Generalanzeiger Bonn 10.09.2001


Die Posaunen des Jüngsten Gerichts

Festivalensemble des Europäischen Musikfests Stuttgart beeindruckt beim zweiten Auftaktkonzert des Bonner Beethovenfests unter Helmuth Rillings Leitung mit einer Aufführung von Verdis "Requiem"

Wenn das "Tuba mirum" aus Verdis "Requiem" erklingt, kann einem schon die Furcht vorm Jüngsten Gericht in die Knochen fahren. Aus allen Richtungen schallt das Blech mit drohender Gebärde, der massiv besetzte Chor und das Orchester peitschen gleichsam auf die Ohren der Hörer ein. Wirkungsvoll ist das freilich nur, wenn der immense Klangapparat, den der Komponist hier auffahren lässt, mit größter Präzision vorgeht, wenn das Chaos sozusagen in geordneten Bahnen hereinbricht. In der Beethovenhalle war dies beim zweiten Auftaktkonzert des Beethovenfests der Fall. Was um so erstaunlicher ist, als die gut 200 jungen Sänger und Musiker des Festivalensembles des Europäischen Musikfestes Stuttgart sich erst im August kennen gelernt haben.

Der Gründer des Ensembles, Helmuth Rilling, hatte die Nachwuchsmusiker aus 22 Ländern ausgewählt, und in Bonn stellte er sich nun als Chor- und Orchestererzieher vor, der wahre Wunder zu vollbringen vermag. Mit klaren Gesten führte Rilling durch die Partitur, wobei er keine Sekunde vergessen machte, dass der als Bach-Experte ausgewiesene Dirigent diesmal Noten von Verdi auf dem Pult liegen hatte: Die Musik kam glutvoll herüber, füllte das riesige emotionale Spektrum aus, das zwischen Angst, Schrecken und überirdischer Zuversicht liegt.

Bevor die Posaunen des "Dies irae" erstmals erklingen, gibt sich die Musik versöhnlich. Das "Requiem aeternam" des Anfangs trägt Züge von friedvollem Abschied und Verklärung, die von Chor und Streicher des Ensembles klangschön und zutiefst bewegend intoniert wurden: So könnte ein Werk auch leise verklingen.
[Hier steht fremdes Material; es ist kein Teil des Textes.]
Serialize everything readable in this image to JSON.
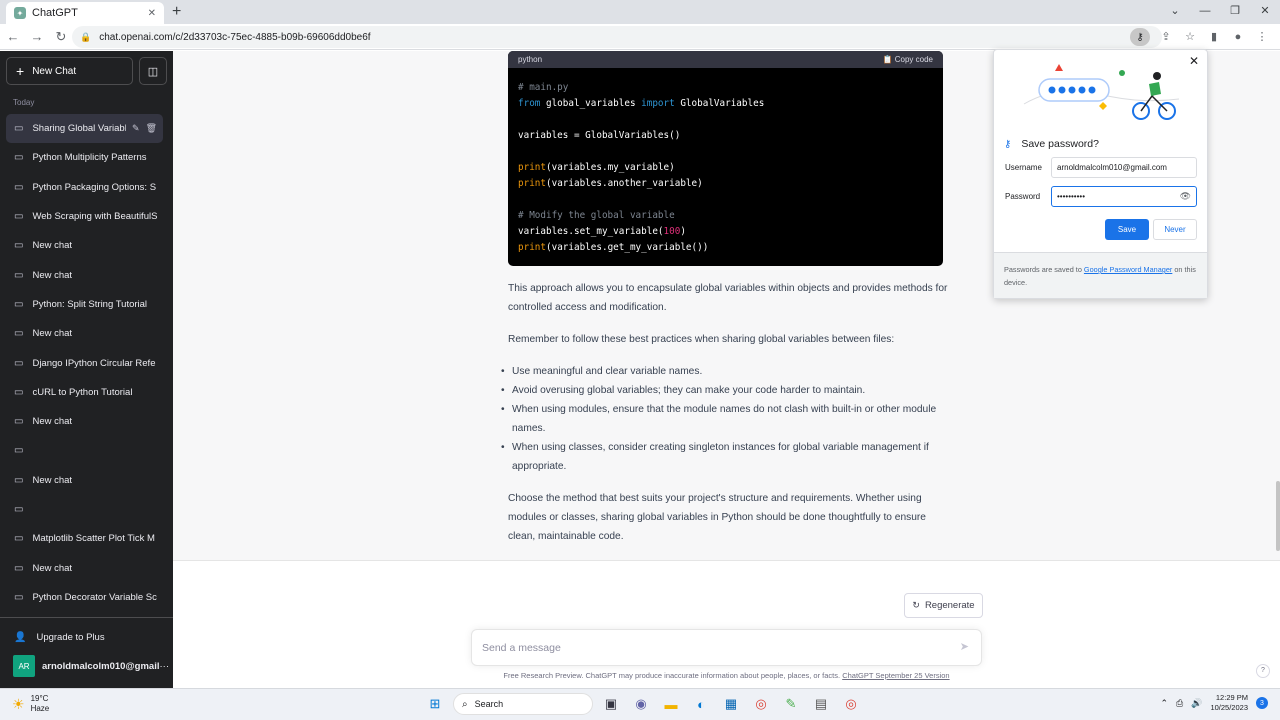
{
  "browser": {
    "tab_title": "ChatGPT",
    "url": "chat.openai.com/c/2d33703c-75ec-4885-b09b-69606dd0be6f"
  },
  "sidebar": {
    "new_chat_label": "New Chat",
    "section_label": "Today",
    "items": [
      {
        "label": "Sharing Global Variabl"
      },
      {
        "label": "Python Multiplicity Patterns"
      },
      {
        "label": "Python Packaging Options: S"
      },
      {
        "label": "Web Scraping with BeautifulS"
      },
      {
        "label": "New chat"
      },
      {
        "label": "New chat"
      },
      {
        "label": "Python: Split String Tutorial"
      },
      {
        "label": "New chat"
      },
      {
        "label": "Django IPython Circular Refe"
      },
      {
        "label": "cURL to Python Tutorial"
      },
      {
        "label": "New chat"
      },
      {
        "label": ""
      },
      {
        "label": "New chat"
      },
      {
        "label": ""
      },
      {
        "label": "Matplotlib Scatter Plot Tick M"
      },
      {
        "label": "New chat"
      },
      {
        "label": "Python Decorator Variable Sc"
      }
    ],
    "upgrade_label": "Upgrade to Plus",
    "avatar_initials": "AR",
    "username": "arnoldmalcolm010@gmail.com"
  },
  "code": {
    "language": "python",
    "copy_label": "Copy code",
    "lines": {
      "l1": "# main.py",
      "l2_from": "from",
      "l2_mod": " global_variables ",
      "l2_import": "import",
      "l2_cls": " GlobalVariables",
      "l4": "variables = GlobalVariables()",
      "print": "print",
      "l6_rest": "(variables.my_variable)",
      "l7_rest": "(variables.another_variable)",
      "l9": "# Modify the global variable",
      "l10_a": "variables.set_my_variable(",
      "l10_num": "100",
      "l10_b": ")",
      "l11_rest": "(variables.get_my_variable())"
    }
  },
  "response": {
    "p1": "This approach allows you to encapsulate global variables within objects and provides methods for controlled access and modification.",
    "p2": "Remember to follow these best practices when sharing global variables between files:",
    "bullets": [
      "Use meaningful and clear variable names.",
      "Avoid overusing global variables; they can make your code harder to maintain.",
      "When using modules, ensure that the module names do not clash with built-in or other module names.",
      "When using classes, consider creating singleton instances for global variable management if appropriate."
    ],
    "p3": "Choose the method that best suits your project's structure and requirements. Whether using modules or classes, sharing global variables in Python should be done thoughtfully to ensure clean, maintainable code."
  },
  "composer": {
    "regenerate_label": "Regenerate",
    "placeholder": "Send a message",
    "disclaimer": "Free Research Preview. ChatGPT may produce inaccurate information about people, places, or facts.",
    "version_link": "ChatGPT September 25 Version",
    "help": "?"
  },
  "password_popup": {
    "title": "Save password?",
    "username_label": "Username",
    "username_value": "arnoldmalcolm010@gmail.com",
    "password_label": "Password",
    "password_value": "••••••••••",
    "save_label": "Save",
    "never_label": "Never",
    "footer_prefix": "Passwords are saved to ",
    "footer_link": "Google Password Manager",
    "footer_suffix": " on this device."
  },
  "taskbar": {
    "temperature": "19°C",
    "weather": "Haze",
    "search_label": "Search",
    "time": "12:29 PM",
    "date": "10/25/2023",
    "notifications": "3"
  },
  "colors": {
    "sidebar_bg": "#202123",
    "accent": "#10a37f",
    "chrome_blue": "#1a73e8"
  }
}
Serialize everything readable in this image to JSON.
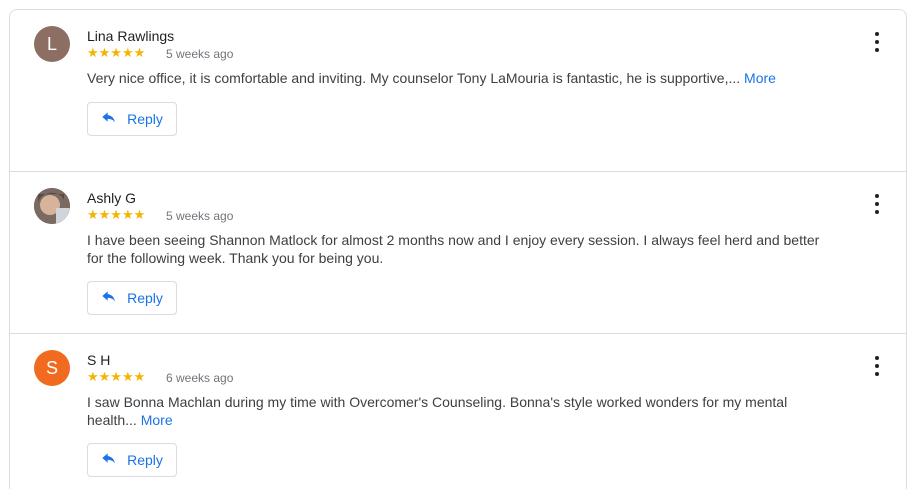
{
  "reviews": [
    {
      "name": "Lina Rawlings",
      "avatar_letter": "L",
      "avatar_color": "#8d6e63",
      "stars": "★★★★★",
      "rating": 5,
      "time": "5 weeks ago",
      "text": "Very nice office, it is comfortable and inviting. My counselor Tony LaMouria is fantastic, he is supportive,...",
      "more_label": "More",
      "reply_label": "Reply"
    },
    {
      "name": "Ashly G",
      "avatar_letter": "",
      "avatar_color": "#b98c74",
      "stars": "★★★★★",
      "rating": 5,
      "time": "5 weeks ago",
      "text": "I have been seeing Shannon Matlock for almost 2 months now and I enjoy every session. I always feel herd and better for the following week. Thank you for being you.",
      "more_label": "",
      "reply_label": "Reply"
    },
    {
      "name": "S H",
      "avatar_letter": "S",
      "avatar_color": "#f06b1f",
      "stars": "★★★★★",
      "rating": 5,
      "time": "6 weeks ago",
      "text": "I saw Bonna Machlan during my time with Overcomer's Counseling. Bonna's style worked wonders for my mental health...",
      "more_label": "More",
      "reply_label": "Reply"
    }
  ],
  "colors": {
    "star": "#f4b400",
    "link": "#1a73e8",
    "border": "#dadce0"
  },
  "icons": {
    "reply": "reply-arrow-icon",
    "menu": "more-vert-icon"
  }
}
Bei Verdi ist es freilich nur Vorspiel zur beinahe 40-minütigen "Dies irae"-Sequenz, für den Opernkomponisten eine wahre Fundgrube: Hier konnte Verdi unterschiedlichste Affekte losgelöst von den dramaturgischen Zwängen einer Opernhandlung darstellen.

Rilling hatte dafür neben seinem Nachwuchsensemble ein ausgezeichnetes Solistenquartett zur Verfügung. Der Russe Michail Schelomanski beeindruckte durch den sonoren, Ehrfurcht gebietenden Klang eines Sarastro-Basses. Die Tenorpartie war mit dem Amerikaner Stephen O`Mara ebenfalls ganz vorzüglich besetzt, zumal für den "Ingemisco"-Abschnitt, der weniger tenorale Kraftmeierei verlangt als vielmehr eine entschieden lyrische sängerische Qualität. Mit Birgit Remmert stand eine erfahrene Altistin auf dem Podium, die das solistische "Liber scriptus" ergreifend gestaltete. Und auch im seltsam archaisch anmutenden Duett des "Agnus Dei" mit der Sopranistin Einfühlungsvermögen zeigte.

Für die erkrankte Sopranistin Karine Babajanyan war die junge schwarze Kanadierin Measha Brüggergosman eingesprungen, die vor allem im letzten, von Verdi zuerst komponierten "Libera me" eine großartige Leistung vollbrachte. Ihre Stimme ist in der Höhe von großer Reinheit, in der Mittellage besitzt sie Präsenz, und in der Tiefe glaubt man eher einen Mezzosopran zu hören, was der emotionalen Intensität dieser Partie durchaus entgegenkommt.

In der nahezu ausgebuchten Beethovenhalle herrschte nach dem letzten, leisen Akkord viele Sekunden lang absolute Stille, bis das Publikum seiner Begeisterung endlich in Ovationen Luft machte.